6 August Thursday
Joe has an open platform system for wintering his cows. The cows stand on this big concrete platform which has lots of drainage. There is no roof over the cows all winter. This worries me. Joe assures me that the cows do not mind. They are most concerned that their feet are not wet. It is bad for cows to have ice forming in their hooves. It is bad for cows to have wet feet all day and all night. The drainage in the platform keeps their feet dry. Once, or maybe twice a year, an enormous load of wood shavings gets delivered. It is dumped in the yard. The pile is bigger than a large lorry. It is not really shavings, it is more like long thin shredded pieces of wood. Joe cleans all of the old wood stuff off the platform and then spreads the new shredded wood so that the surface will be ready when the cows are no longer able to be out in the fields all day. He has been doing this work over the last few days. I love it when the pile of shredded wood arrives. It smells good. Then I enjoy seeing it disappearing one load at a time. Winter seems a long time away but I guess it is wise to be ready.
5 August Wednesday
The raspberries are coming ripe. They seem a bit early but I am not complaining. They are delicious. The black currants need picking. Mostly we have very little growing this year. A lot of apples are ripening on all but one of the trees but plums are not doing well. Maybe the plums will come later. Even the sweet peas are fewer than normal. The figs are plentiful on the tree, but I wonder if there will be enough heat for them to ripen. The weather is so un-summery and grey and cool it is hard to know if the plants know to continue or if they are just skipping the season.
4 August Tuesday
Everything is closed. Well, not everything, but a lot of things. The framer is gone for his two week holiday. The tool hire place and the lawn-mower repair place are both closed. The wood yard is closed. The electrical supply place is closed. Most workmen take this time off as even if they were trying to do a job no one else would be open for them to purchase materials. It is the same two weeks each summer and every year it takes us by surprise.

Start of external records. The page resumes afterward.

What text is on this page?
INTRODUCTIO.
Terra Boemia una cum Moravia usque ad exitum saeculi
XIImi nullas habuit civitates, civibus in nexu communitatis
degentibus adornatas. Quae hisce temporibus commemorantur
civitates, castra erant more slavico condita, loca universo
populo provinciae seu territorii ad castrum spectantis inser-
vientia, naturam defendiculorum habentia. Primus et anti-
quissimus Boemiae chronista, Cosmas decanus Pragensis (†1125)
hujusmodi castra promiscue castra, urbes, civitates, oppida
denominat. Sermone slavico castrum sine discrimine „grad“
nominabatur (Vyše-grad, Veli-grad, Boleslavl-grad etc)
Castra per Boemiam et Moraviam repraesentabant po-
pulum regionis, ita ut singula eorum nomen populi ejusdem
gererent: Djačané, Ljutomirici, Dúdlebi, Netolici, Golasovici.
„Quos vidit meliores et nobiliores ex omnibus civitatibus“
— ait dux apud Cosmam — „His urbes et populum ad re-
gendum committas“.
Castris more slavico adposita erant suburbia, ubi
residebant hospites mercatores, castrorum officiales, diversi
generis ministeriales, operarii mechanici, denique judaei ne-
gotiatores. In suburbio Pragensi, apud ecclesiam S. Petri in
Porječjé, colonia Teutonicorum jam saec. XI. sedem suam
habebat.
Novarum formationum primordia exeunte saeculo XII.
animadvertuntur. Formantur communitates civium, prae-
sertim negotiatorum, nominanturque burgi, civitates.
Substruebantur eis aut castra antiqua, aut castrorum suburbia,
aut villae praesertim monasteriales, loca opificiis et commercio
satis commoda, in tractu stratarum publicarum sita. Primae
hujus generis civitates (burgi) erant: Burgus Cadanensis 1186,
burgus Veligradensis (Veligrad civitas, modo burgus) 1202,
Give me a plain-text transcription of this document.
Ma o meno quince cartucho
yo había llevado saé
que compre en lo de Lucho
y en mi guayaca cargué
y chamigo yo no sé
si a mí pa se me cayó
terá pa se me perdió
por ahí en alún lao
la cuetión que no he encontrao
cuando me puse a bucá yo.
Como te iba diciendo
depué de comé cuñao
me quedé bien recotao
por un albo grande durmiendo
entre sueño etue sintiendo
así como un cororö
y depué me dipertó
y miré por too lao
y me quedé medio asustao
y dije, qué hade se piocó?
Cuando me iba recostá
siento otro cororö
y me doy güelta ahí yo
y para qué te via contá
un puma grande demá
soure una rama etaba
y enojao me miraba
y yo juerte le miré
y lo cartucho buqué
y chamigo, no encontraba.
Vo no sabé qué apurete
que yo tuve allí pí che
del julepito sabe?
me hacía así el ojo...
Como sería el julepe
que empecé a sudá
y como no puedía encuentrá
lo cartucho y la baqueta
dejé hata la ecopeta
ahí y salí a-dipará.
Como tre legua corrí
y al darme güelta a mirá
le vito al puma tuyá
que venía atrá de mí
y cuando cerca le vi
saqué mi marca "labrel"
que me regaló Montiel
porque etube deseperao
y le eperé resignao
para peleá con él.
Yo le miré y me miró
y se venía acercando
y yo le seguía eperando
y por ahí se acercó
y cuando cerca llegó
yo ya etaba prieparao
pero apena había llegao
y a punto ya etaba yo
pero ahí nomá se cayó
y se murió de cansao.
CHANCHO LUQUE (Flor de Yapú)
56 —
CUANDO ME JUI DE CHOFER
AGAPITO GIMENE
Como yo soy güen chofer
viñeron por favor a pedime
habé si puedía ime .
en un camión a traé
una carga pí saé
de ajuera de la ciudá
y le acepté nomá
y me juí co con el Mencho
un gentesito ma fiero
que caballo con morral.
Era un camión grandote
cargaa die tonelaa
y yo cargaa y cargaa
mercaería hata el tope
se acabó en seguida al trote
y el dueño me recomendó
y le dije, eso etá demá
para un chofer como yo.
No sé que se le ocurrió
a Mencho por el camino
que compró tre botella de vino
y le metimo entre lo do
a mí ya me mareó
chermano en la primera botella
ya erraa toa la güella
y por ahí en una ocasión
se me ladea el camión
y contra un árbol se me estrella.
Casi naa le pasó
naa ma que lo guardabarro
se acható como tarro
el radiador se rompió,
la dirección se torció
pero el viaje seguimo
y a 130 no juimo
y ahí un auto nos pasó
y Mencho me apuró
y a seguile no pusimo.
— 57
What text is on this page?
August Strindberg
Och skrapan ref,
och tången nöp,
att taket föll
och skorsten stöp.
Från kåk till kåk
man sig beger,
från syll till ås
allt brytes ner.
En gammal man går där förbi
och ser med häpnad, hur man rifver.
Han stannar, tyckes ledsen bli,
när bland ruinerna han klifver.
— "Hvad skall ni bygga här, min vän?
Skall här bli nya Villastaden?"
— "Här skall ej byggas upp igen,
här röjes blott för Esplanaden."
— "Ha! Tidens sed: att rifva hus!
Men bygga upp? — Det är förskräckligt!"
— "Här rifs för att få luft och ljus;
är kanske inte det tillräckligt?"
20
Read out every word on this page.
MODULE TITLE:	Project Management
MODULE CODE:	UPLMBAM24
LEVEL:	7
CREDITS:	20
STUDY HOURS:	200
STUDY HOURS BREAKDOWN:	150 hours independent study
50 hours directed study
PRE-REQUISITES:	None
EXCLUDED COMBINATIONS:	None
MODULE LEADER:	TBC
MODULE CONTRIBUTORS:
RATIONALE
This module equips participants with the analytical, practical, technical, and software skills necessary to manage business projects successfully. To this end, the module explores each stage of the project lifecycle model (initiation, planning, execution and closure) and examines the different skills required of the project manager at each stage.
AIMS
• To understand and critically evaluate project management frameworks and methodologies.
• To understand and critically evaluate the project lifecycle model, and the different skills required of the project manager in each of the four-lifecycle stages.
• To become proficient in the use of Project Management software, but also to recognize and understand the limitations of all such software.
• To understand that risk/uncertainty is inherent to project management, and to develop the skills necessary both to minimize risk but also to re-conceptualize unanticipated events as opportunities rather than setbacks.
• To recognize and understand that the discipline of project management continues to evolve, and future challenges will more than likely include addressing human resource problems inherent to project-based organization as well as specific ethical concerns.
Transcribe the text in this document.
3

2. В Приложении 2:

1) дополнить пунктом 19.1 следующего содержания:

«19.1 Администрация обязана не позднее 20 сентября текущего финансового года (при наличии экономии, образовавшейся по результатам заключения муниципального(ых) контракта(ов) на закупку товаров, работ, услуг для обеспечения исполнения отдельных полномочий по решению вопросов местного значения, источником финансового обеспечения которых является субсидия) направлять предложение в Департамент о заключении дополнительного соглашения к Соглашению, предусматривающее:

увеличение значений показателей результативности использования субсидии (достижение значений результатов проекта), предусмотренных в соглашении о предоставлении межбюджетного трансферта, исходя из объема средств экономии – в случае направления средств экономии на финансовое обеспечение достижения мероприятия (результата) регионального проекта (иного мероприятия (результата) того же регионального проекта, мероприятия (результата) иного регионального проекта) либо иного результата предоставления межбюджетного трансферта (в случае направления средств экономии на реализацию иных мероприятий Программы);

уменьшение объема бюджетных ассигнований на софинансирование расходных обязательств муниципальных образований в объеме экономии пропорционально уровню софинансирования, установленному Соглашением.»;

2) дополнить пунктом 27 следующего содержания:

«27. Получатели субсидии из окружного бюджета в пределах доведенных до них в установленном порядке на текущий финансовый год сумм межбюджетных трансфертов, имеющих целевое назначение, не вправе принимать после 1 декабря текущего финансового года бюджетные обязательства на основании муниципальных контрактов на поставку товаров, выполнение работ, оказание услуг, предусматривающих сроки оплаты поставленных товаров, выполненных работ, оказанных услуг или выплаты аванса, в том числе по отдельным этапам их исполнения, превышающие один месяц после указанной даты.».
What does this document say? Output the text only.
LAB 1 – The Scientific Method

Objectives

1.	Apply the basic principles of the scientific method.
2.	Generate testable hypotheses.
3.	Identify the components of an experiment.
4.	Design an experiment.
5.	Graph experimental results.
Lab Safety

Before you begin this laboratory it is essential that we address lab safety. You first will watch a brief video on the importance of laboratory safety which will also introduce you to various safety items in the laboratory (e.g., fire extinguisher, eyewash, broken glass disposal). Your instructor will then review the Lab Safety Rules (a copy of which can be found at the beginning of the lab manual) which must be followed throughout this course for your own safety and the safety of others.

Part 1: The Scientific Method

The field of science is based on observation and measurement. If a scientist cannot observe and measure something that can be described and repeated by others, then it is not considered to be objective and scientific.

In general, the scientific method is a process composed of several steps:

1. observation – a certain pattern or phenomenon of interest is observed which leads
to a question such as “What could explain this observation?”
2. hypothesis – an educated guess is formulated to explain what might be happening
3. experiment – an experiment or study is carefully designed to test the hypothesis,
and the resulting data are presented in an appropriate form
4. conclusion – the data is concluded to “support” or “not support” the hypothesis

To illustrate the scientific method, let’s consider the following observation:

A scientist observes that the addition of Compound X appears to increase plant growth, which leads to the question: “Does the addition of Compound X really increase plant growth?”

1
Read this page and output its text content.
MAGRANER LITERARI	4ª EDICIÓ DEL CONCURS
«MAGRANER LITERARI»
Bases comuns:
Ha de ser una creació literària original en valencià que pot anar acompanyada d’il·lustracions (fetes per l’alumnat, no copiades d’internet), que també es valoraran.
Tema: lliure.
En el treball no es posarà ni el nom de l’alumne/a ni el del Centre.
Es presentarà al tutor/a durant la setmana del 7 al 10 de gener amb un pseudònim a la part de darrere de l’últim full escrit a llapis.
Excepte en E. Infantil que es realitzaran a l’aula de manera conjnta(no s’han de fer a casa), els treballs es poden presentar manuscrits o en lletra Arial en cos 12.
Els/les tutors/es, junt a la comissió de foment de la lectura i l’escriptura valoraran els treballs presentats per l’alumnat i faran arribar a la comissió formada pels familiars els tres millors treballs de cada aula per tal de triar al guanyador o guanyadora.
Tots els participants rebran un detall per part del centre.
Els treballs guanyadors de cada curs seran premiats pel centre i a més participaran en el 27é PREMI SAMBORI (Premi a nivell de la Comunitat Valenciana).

3 August Monday Bank Holiday
There was torrential rain last night. It started at about five o’clock and continued all night long. I woke up several times and heard it coming down hard. By morning it had stopped and the sky was not clear but there was a bit of brightness in it. We took a walk over Joe’s fields. The long grass was wet and the grass which had been eaten down short by the cows was wet. When we got to the dirt track the mud was deep. The mud sucked at our boots as we walked up the hill. There was the regular after rain mud and then there was mud which had been churned up by the cows walking through it. There was mud which was a slippery mix of fresh manure and rain and mud. Then there were puddles which were full of muddy water and other puddles which were full of a mixture of rain water and cow pee. The different kinds of puddles were distinctive by the type of liquid in them. The track is long so there was plenty of time to consider all of this mud. When we reached the farmyard and went out of the gate and onto the road, we scuffed along in the grass to clean our boots. We always walk in this same stretch of grass to clean our boots after a particularly mucky walk up the track. Walking backwards, then forwards and a bit sideways through the long grass is the method for cleaning up.
1 August Saturday
A coach load of tourists from Israel arrived at the market. They were there to see the castle and the cottage and since the farmer’s market was on they looked around. Many of them took photographs. It is not easy for tourists on buses to buy things at the market as they are usually eating in restaurants and hotels and many of the market goods are in need cooking or preparation. Things like eggs and fish and broccoli are not going to be very interesting for them. They can buy apples or berries and maybe individual cookies or cakes. Wooden egg cups tend to be popular as they are small and not perishable. Today one Israeli tourist bought fresh garlic from Jim and Keith. Pretty soon another one came and bought some garlic. Then another. At least half of the busload of tourists bought Jim’s garlic. More people might have bought the garlic but he ran out before they could do so. It seemed an odd souvenir.
31 July Friday
A Fun Dog Show is schedualed for August. There are five classes listed for Pure Bred Dogs and nine classes for Fun. One of the Fun classes is for Rescue Dogs in Best Condition. I have been wondering about this. Are these dogs who were rescued and are now in good shape, or are these dogs who have led a life of rescuing others and who are still in good condition despite all of their work?
30 July Thursday
There is a stack of plastic wrapped bales of silage in the field. It is not unusual to see plastic wrapped bales piled up, especially not at this time of year when everyone is rushing to cut and prepare their silage for winter. What is unusual is that these bales are not wrapped in the normal black plastic. These bales are wrapped in bright pink plastic. Bright pink is not a colour that we come across very often in our landscape. I did a double-take when I saw these. I nearly drove off the road. Later I was told that the Co-op is selling this pink plastic and each time it is purchased by a farmer a percentage of the cost goes toward supporting research and treatment for breast cancer.